[EDITORIALS]Rate cut has pitfallsThe Bank of Korea has finally lowered interest rates, reversing its earlier policy. The bank has decided that the nation’s economic slowdown had become too serious for the government to look on with folded arms. But it is still in question whether the interest rate cut will be effective in boosting the economy.
The Bank of Korea said lower interest rates are needed to keep this year’s gross domestic product growth above 4 percent. The economy has been battered by the effects of severe acute respiratory syndrome, or SARS, and other problems.
The government has projected this year’s economic growth at 4 percent to 5 percent. If growth falls short of the projections, employment will also fall and other problems will rise, the central bank said.
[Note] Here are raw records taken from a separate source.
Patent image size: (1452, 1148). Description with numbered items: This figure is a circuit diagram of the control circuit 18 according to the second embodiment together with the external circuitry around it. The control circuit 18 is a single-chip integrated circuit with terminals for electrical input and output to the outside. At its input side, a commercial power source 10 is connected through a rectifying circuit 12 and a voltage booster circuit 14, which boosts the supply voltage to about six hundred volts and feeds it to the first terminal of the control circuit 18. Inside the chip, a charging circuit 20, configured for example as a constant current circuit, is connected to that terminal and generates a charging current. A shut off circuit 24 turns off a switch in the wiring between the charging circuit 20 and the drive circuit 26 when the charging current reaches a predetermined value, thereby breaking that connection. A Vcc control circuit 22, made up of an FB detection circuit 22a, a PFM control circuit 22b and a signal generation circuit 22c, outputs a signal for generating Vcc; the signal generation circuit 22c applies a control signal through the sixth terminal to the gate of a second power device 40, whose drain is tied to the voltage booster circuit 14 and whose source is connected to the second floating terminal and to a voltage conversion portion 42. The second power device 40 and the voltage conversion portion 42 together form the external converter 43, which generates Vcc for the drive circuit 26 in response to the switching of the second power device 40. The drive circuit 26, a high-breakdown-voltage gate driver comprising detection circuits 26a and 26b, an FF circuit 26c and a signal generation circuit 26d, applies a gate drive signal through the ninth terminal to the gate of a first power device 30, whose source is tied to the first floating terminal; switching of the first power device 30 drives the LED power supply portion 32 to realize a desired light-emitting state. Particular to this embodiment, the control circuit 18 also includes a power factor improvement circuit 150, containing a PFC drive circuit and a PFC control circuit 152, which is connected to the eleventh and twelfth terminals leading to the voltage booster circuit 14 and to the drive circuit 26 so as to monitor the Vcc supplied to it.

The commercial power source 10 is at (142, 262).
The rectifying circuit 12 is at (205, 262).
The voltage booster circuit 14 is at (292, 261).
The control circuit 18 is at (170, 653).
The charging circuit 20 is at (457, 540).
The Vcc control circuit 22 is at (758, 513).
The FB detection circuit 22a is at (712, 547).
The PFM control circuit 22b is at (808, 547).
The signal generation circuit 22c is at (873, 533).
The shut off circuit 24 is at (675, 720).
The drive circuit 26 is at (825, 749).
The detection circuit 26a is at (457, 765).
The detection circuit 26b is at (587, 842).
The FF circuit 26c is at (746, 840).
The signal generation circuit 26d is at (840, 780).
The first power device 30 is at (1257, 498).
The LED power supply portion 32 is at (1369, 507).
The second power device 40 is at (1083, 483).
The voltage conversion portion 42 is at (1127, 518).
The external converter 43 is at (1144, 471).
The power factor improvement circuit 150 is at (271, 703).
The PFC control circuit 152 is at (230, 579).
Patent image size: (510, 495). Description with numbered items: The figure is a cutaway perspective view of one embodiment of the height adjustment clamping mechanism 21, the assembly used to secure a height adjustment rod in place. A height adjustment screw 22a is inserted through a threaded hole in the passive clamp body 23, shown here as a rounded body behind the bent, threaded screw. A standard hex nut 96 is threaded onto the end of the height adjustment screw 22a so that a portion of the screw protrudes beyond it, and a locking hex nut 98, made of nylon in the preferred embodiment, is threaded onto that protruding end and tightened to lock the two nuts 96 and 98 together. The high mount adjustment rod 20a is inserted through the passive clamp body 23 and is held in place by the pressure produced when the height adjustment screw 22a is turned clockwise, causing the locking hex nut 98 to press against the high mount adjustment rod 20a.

There is also a political element: the government wanted to show that it was doing something about the sluggish economy.
The effect of an interest rate cut is largest when companies want to invest but do not have enough cash. That is not the prevailing state of affairs; interest rates are already low and there is more than 300 trillion won ($250 billion) of money in the markets. The effect of this interest rate cut will only be higher investment costs as real estate prices rise and a fixed-income earners, mainly the elderly, see their incomes dwindle. If the rate cut does not help corporate investment and consumption but triggers real estate speculation and more hardship for those living on their savings, the aftermath will be gloomy.
Watch real estate prices for a clue. Inflationary pressure on consumer prices has weakened, thanks to crude oil price drops. But the real estate market is still heated. More steps to quash speculation are needed, in addition to the development of new cities, a ban on the resale of some apartment purchase rights and a hike in real estate property taxes.
And companies have to trust the government to invest. If this administration consistently sides with labor in disputes with management, corporations will find ways to make money without building new plants and creating jobs. The structural problems should be addressed before stimulus measures.